I'm looking again at my log files, comparing three days: - Thursday May 9, before Jimmy's change (old talk links) - Friday May 10, after Jimmy's change (no talk links) - Tuesday May 14, with the new version (new talk links)
The overall performance was best on Friday. It is now getting worse again, albeit not as bad as Thursday. The new version is a real improvement over the old talk links, but we aren't quite done yet.
The number of OK responses (HTTP status code 200) which take absurdly long (longer than 60 seconds) is still very high (3-30 %), with the Main Page of the English Wikipedia being the main exception (0 %).
Response times above some limit (say, 30, 60 or 120 seconds) can be defined as absurdly long, because the user will have left for other websites and is no longer waiting for the response. Instead of spending more system resources (CPU cycles and allocated memory) on these requests, it would be better to set a hard time out (in PHP or Apache) and return an error message that says "sorry for the delay". This would free up system resources that can be better used to serve other requests.
In http://www.php.net/manual/en/function.set-time-limit.php, the PHP function set_time_limit() is said to have a default of 30 seconds, unless the configuration file has defined max_execution_time. Will calling this function set the time limit for the current request only, or set a permanent value for the server? What happens when PHP execution times out? Is the connection to the client abruptly closed? Or is an error message returned? Does an error message appear in the log file? I haven't seen any timeouts of this kind.

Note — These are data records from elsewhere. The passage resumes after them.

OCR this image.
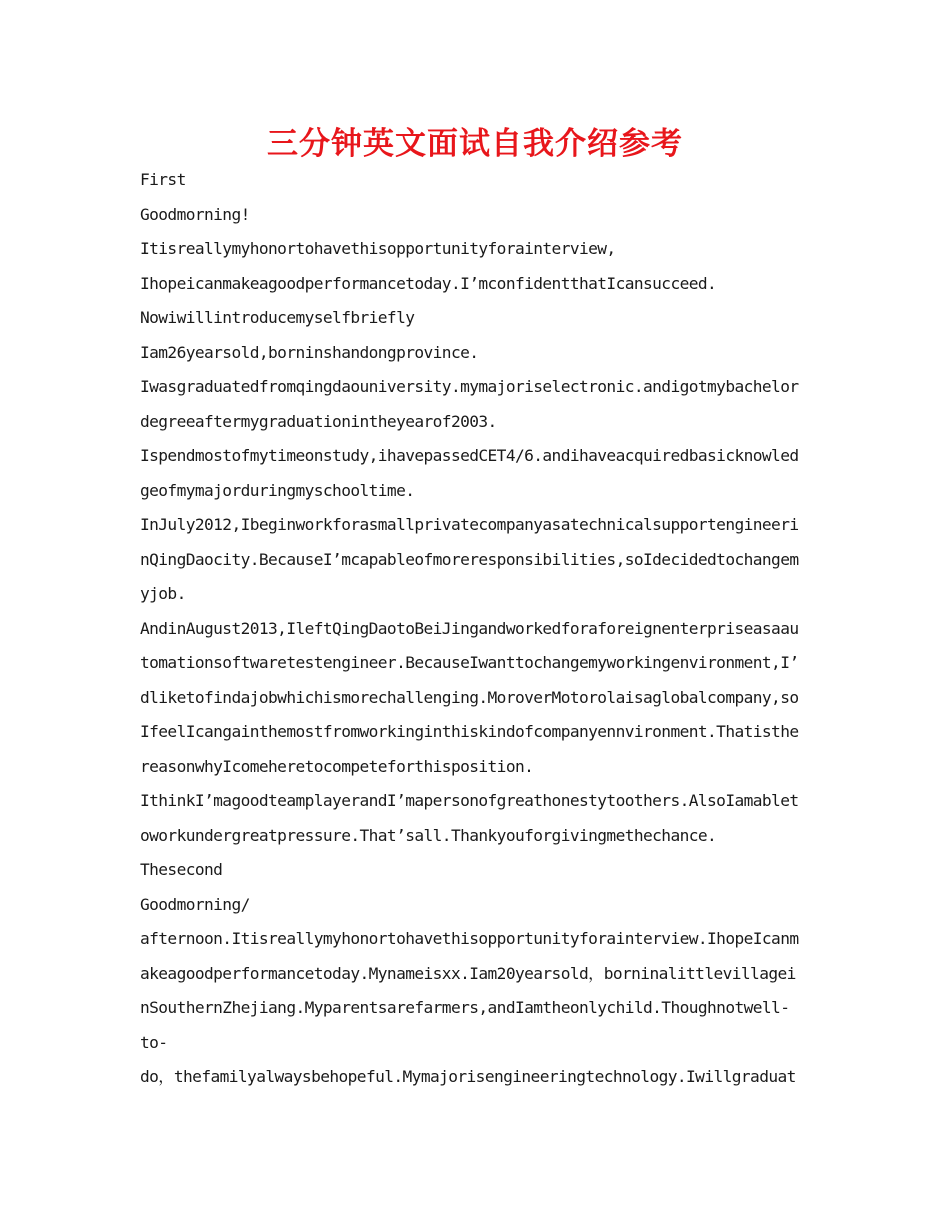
三分钟英文面试自我介绍参考
First
Goodmorning!
Itisreallymyhonortohavethisopportunityforainterview,
Ihopeicanmakeagoodperformancetoday.I’mconfidentthatIcansucceed.
Nowiwillintroducemyselfbriefly
Iam26yearsold,borninshandongprovince.
Iwasgraduatedfromqingdaouniversity.mymajoriselectronic.andigotmybachelor
degreeaftermygraduationintheyearof2003.
Ispendmostofmytimeonstudy,ihavepassedCET4/6.andihaveacquiredbasicknowled
geofmymajorduringmyschooltime.
InJuly2012,Ibeginworkforasmallprivatecompanyasatechnicalsupportengineeri
nQingDaocity.BecauseI’mcapableofmoreresponsibilities,soIdecidedtochangem
yjob.
AndinAugust2013,IleftQingDaotoBeiJingandworkedforaforeignenterpriseasaau
tomationsoftwaretestengineer.BecauseIwanttochangemyworkingenvironment,I’
dliketofindajobwhichismorechallenging.MoroverMotorolaisaglobalcompany,so
IfeelIcangainthemostfromworkinginthiskindofcompanyennvironment.Thatisthe
reasonwhyIcomeheretocompeteforthisposition.
IthinkI’magoodteamplayerandI’mapersonofgreathonestytoothers.AlsoIamablet
oworkundergreatpressure.That’sall.Thankyouforgivingmethechance.
Thesecond
Goodmorning/
afternoon.Itisreallymyhonortohavethisopportunityforainterview.IhopeIcanm
akeagoodperformancetoday.Mynameisxx.Iam20yearsold，borninalittlevillagei
nSouthernZhejiang.Myparentsarefarmers,andIamtheonlychild.Thoughnotwell-
to-
do，thefamilyalwaysbehopeful.Mymajorisengineeringtechnology.Iwillgraduat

However, even if a PHP execution timeout is set, the limit will not include time that the request spent waiting to start execution. This wait could happen in the UNIX socket listen backlog, waiting for the connection to be accepted, or inside Apache, waiting for a child process to become available. Increasing the value of a parameter like ListenBacklog (in Apache httpd.conf) is not necessarily a solution, because this will only keep more requests in queue, increasing overall response time. Instead, the problem should be fixed at the exit end of the queue. The key to better performance is keeping the server fast and queues short, getting things done.
Here are some pages on Apache performance issues:
- Hints on Running a High-Performance Web Server, http://httpd.apache.org/docs/misc/perf.html - Apache Performance Notes, http://httpd.apache.org/docs/misc/perf-tuning.html - Professional Apache, chapter 8, http://www.devshed.com/Talk/Books/ProApache/ - Tuning Your Apache Web Server, http://dcb.sun.com/practices/howtos/tuning_apache.jsp - Linux HTTP Benchmarking HOWTO, http://www.xenoclast.org/doc/benchmark/HTTP-benchmarking-HOWTO/
On Wednesday 15 May 2002 09:50, Lars Aronsson wrote:
Response times above some limit (say, 30, 60 or 120 seconds) can be defined as absurdly long, because the user will have left for other websites and is no longer waiting for the response. Instead of spending more system resources (CPU cycles and allocated memory) on these requests, it would be better to set a hard time out (in PHP or Apache) and return an error message that says "sorry for the delay". This would free up system resources that can be better used to serve other requests.
In http://www.php.net/manual/en/function.set-time-limit.php, the PHP function set_time_limit() is said to have a default of 30 seconds, unless the configuration file has defined max_execution_time. Will calling this function set the time limit for the current request only, or set a permanent value for the server? What happens when PHP execution times out? Is the connection to the client abruptly closed? Or is an error message returned? Does an error message appear in the log file? I haven't seen any timeouts of this kind.
PHP aborts the script, outputs an error message saying it timed out, and closes the connection.